Effective space management helps organizations maximize existing corporate real estate by saving space and energy utilization, and improves employee satisfaction. But while this solution seems obvious, it’s often overlooked. In many cases, leaders are focused so much on business growth, recruitment and retention, they miss the money-saving power quite literally under their feet.
A well-formed space management strategy is critical to the health of an organization. But getting started isn’t always easy. To ensure you can fulfill your space optimization goals, ask yourself the following five questions.
1. How are we collecting and analyzing data?
Lack of data is problematic, but so is not using it effectively. With data, facilities leaders can identify how much space your organization has and project how much you will need in the future, including space allocations and chargebacks. But how are you collecting this data? And what happens once it’s been compiled?
If the answer includes using spreadsheets and paper floor plans, you need a major update to keep up with the competition. It’s a good time to implement a space management system that not only tracks your data, but keeps it in one database to aid analysis. Your data will be the underpinning of your space management strategy.
2. What areas are used least and what are the patterns?
Armed with a new set of space utilization data, facilities leaders can investigate how areas of the corporate campus are being used. Because wasted space means wasted money, the first places FMs will want to look are the empty ones.
What areas are underutilized by your workforce and why? Look at repetitive behavior to discover unoccupied areas. Don’t be afraid to ask your workforce about the black holes in your building. Chances are your employees will offer some practical insight that will help you design the best route out of an underused resource.
3. Are there enough flexible workspace options?
Start by considering whether there is a variety of engaging workspaces driven by your property, people and work culture. In the new age of work mobility, evaluating the flexibility of the workspace is important not only for employee efficiency, but also the future of your company.
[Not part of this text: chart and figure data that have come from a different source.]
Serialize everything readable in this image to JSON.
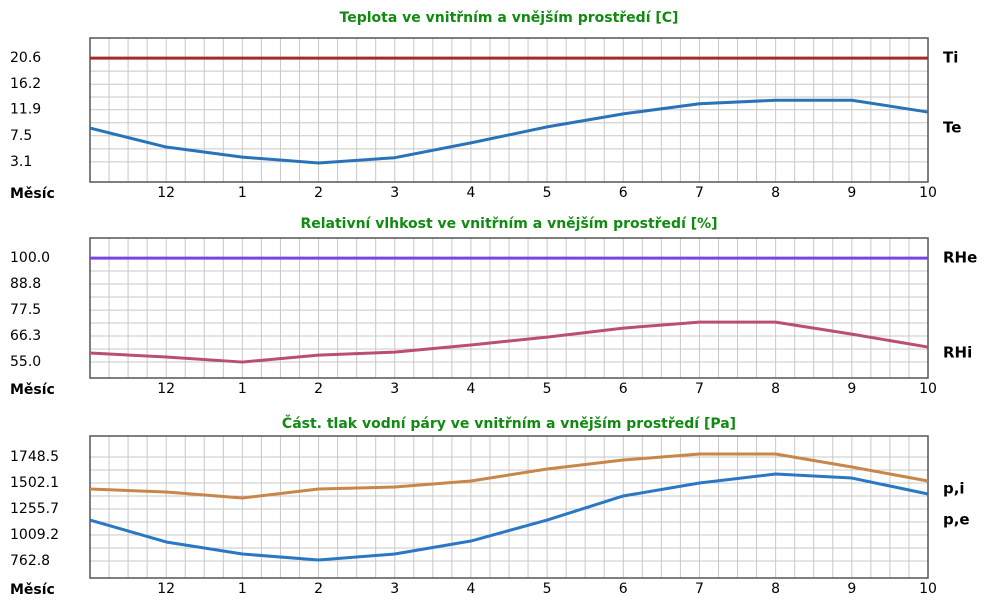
{
  "chart_data": [
    {
      "type": "line",
      "title": "Teplota ve vnitřním a vnějším prostředí [C]",
      "xlabel": "Měsíc",
      "categories": [
        null,
        "12",
        "1",
        "2",
        "3",
        "4",
        "5",
        "6",
        "7",
        "8",
        "9",
        "10"
      ],
      "ylim": [
        -0.3,
        24.0
      ],
      "yticks": [
        20.6,
        16.2,
        11.9,
        7.5,
        3.1
      ],
      "grid": true,
      "series": [
        {
          "name": "Ti",
          "color": "#a52a2a",
          "values": [
            20.6,
            20.6,
            20.6,
            20.6,
            20.6,
            20.6,
            20.6,
            20.6,
            20.6,
            20.6,
            20.6,
            20.6
          ]
        },
        {
          "name": "Te",
          "color": "#2a73b8",
          "values": [
            8.8,
            5.6,
            3.9,
            2.9,
            3.8,
            6.3,
            9.0,
            11.2,
            12.9,
            13.5,
            13.5,
            11.5
          ]
        }
      ]
    },
    {
      "type": "line",
      "title": "Relativní vlhkost ve vnitřním a vnějším prostředí [%]",
      "xlabel": "Měsíc",
      "categories": [
        null,
        "12",
        "1",
        "2",
        "3",
        "4",
        "5",
        "6",
        "7",
        "8",
        "9",
        "10"
      ],
      "ylim": [
        48.1,
        108.7
      ],
      "yticks": [
        {
          "value": 100,
          "label": "100.0"
        },
        88.8,
        77.5,
        66.3,
        {
          "value": 55,
          "label": "55.0"
        }
      ],
      "grid": true,
      "series": [
        {
          "name": "RHe",
          "color": "#7a45e0",
          "values": [
            100,
            100,
            100,
            100,
            100,
            100,
            100,
            100,
            100,
            100,
            100,
            100
          ]
        },
        {
          "name": "RHi",
          "color": "#b8506e",
          "values": [
            58.9,
            57.2,
            55.0,
            58.0,
            59.3,
            62.4,
            65.8,
            69.7,
            72.3,
            72.3,
            67.1,
            61.5
          ]
        }
      ]
    },
    {
      "type": "line",
      "title": "Část. tlak vodní páry ve vnitřním a vnějším prostředí [Pa]",
      "xlabel": "Měsíc",
      "categories": [
        null,
        "12",
        "1",
        "2",
        "3",
        "4",
        "5",
        "6",
        "7",
        "8",
        "9",
        "10"
      ],
      "ylim": [
        601.7,
        1947.5
      ],
      "yticks": [
        1748.5,
        1502.1,
        1255.7,
        1009.2,
        762.8
      ],
      "grid": true,
      "series": [
        {
          "name": "p,i",
          "color": "#c8864a",
          "values": [
            1445,
            1417,
            1360,
            1445,
            1464,
            1521,
            1635,
            1720,
            1777,
            1777,
            1654,
            1521
          ]
        },
        {
          "name": "p,e",
          "color": "#2a78c4",
          "values": [
            1151,
            943,
            829,
            772,
            829,
            952,
            1151,
            1379,
            1502,
            1587,
            1549,
            1398
          ]
        }
      ]
    }
  ]
}
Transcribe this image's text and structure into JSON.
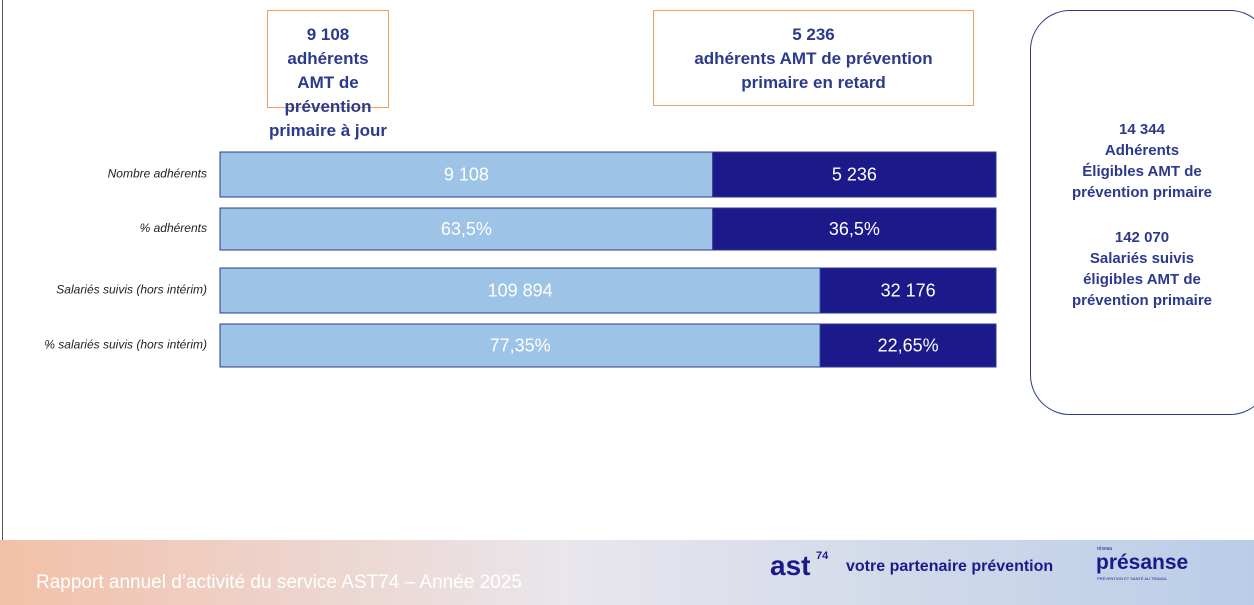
{
  "chart_data": {
    "type": "bar",
    "orientation": "horizontal",
    "stacked": true,
    "categories": [
      "Nombre adhérents",
      "% adhérents",
      "Salariés suivis (hors intérim)",
      "% salariés suivis (hors intérim)"
    ],
    "series": [
      {
        "color": "#9dc3e6",
        "values": [
          9108,
          63.5,
          109894,
          77.35
        ],
        "value_labels": [
          "9 108",
          "63,5%",
          "109 894",
          "77,35%"
        ]
      },
      {
        "color": "#1c1a8a",
        "values": [
          5236,
          36.5,
          32176,
          22.65
        ],
        "value_labels": [
          "5 236",
          "36,5%",
          "32 176",
          "22,65%"
        ]
      }
    ],
    "boxes": [
      {
        "lines": [
          "9 108",
          "adhérents AMT de",
          "prévention primaire  à jour"
        ]
      },
      {
        "lines": [
          "5 236",
          "adhérents AMT de prévention",
          "primaire en retard"
        ]
      }
    ],
    "side_panel": [
      {
        "lines": [
          "14 344",
          "Adhérents",
          "Éligibles AMT de",
          "prévention primaire"
        ]
      },
      {
        "lines": [
          "142 070",
          "Salariés suivis",
          "éligibles AMT de",
          "prévention primaire"
        ]
      }
    ]
  },
  "footer": {
    "text": "Rapport annuel d’activité du service AST74 – Année 2025",
    "logo": "ast",
    "logo_sup": "74",
    "tagline": "votre partenaire prévention",
    "partner_small": "réseau",
    "partner": "présanse",
    "partner_sub": "PRÉVENTION ET SANTÉ AU TRAVAIL"
  }
}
If you’re still in the design phase, make sure you’re thinking ahead regarding the adaptability, diversity and mobility of the workspace to avoid major budget pitfalls like relocation. You need spaces that will support the growth and changes of your company over time; otherwise, your real estate could be a dead end for your business.
4. Are more people working remotely than expected?
Working from home has many benefits for your employees by offering greater flexibility and less time sitting in rush-hour traffic. And remote employees use fewer office resources — which can be great news for your budget.
For facilities leaders, a mobile workforce can translate to fewer but more highly utilized workstations, conference rooms and other important facilities. Prevent generic spaces at all costs, because they confuse your workers. Consider the following:
- How do your employees identify their territory on campus?
- When they’re on the move, what are the personal markers that can ground them in the space?
- What kind of storage do they need?
Flexible workspaces along with space management tracking will allow you to respond to the inevitable shifts in workforce that keep your company moving forward.
5. What days/times of day are spaces most populated and why?
Along with exposing vacant or underutilized areas, you’ll want to identify the spaces that are most popular. Consider the following:
- What rooms are employees using most for meetings?
- What aspects of the space make it attractive?
- Which areas are most congested?
- What areas can you repurpose to create the most efficient office flow?
As you designate workspaces, keep in mind adaptability is key. This will save spaces from being overused, raking in unwanted costs in repair and equipment replacement.
Savings, no matter how great, are not a substitute for strategy. Mismanaging or ignoring space utilization can be the silent killer of a company. Successful space optimization, however, will improve employee morale and productivity, and contribute to positive growth and collaborative opportunities across your organization.